Investors expressed more confidence in a positive outlook trend for financial institution credit fundamentals than for any other sector. A majority 64% said conditions would improve, up sharply on the 42% in the October survey and the strongest reading since early 2011.
This optimism was also evident in survey participants’ views on the voluntary early repayment of the European Central Bank’s EUR1 trillion three-year long-term refinancing operations (LTRO) this year. 42% said banks will prepay up to half the total, as healthy firms do their utmost to wean themselves off the ECB. Another 44% expect the amount to be between 10% and 33%, with banks appreciating the economic sense of cheap money and the de facto insurance policy of the LTRO.
The first repayment window last week saw 278 banks repay 28% of the EUR489bn initially made available; this has been modestly topped up this week. This was within our expectation range - we believe if market conditions remain relatively benign, up to a third of the LTRO funds could be repaid this year.

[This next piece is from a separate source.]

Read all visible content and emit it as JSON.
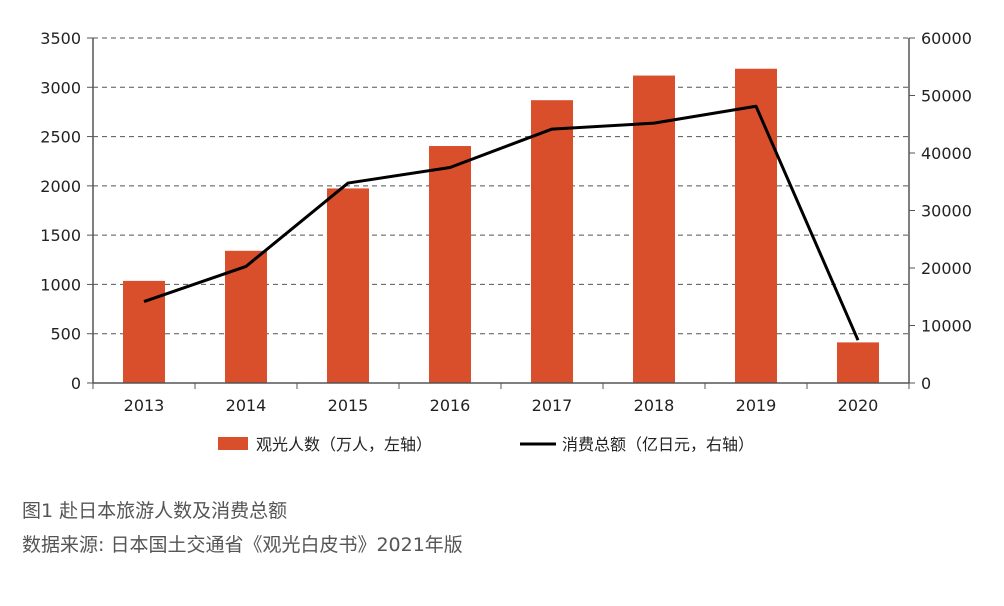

Although repayments were made by some of the stronger southern European banks (notably EUR24bn by Banco Santander ) many of the LTRO takers in southern Europe are using the relatively cheap source of funds to boost revenue from carry trades of higher-yielding sovereign bonds and buy time to deleverage their loan books. There is still a lot of work to be done in terms of restructuring balance sheets and stabilising funding structures for the medium term. As the uncertain economic outlook could delay this recovery, it makes sense for these banks to hold onto their cheaper LTRO funds.
In the survey, banks were also the second most favoured investment choice, chosen by 24% or respondents, placing them as runners-up behind high yield which was voted top choice by 29% of investors.
The positive attitude to the banking sector is mirrored in survey participants’ views on sovereigns, underscoring the close links between the two sectors in Europe. Banks typically hold substantial amounts of domestic government bonds and are highly exposed to domestic counterparties, meaning profitability and asset quality are vulnerable to adverse macroeconomic and market trends.
The Q113 survey was conducted between 4 and 31 January and represents the views of managers of an estimated USD7.6 trillion of fixed-income assets. We will publish the full survey results in mid-February.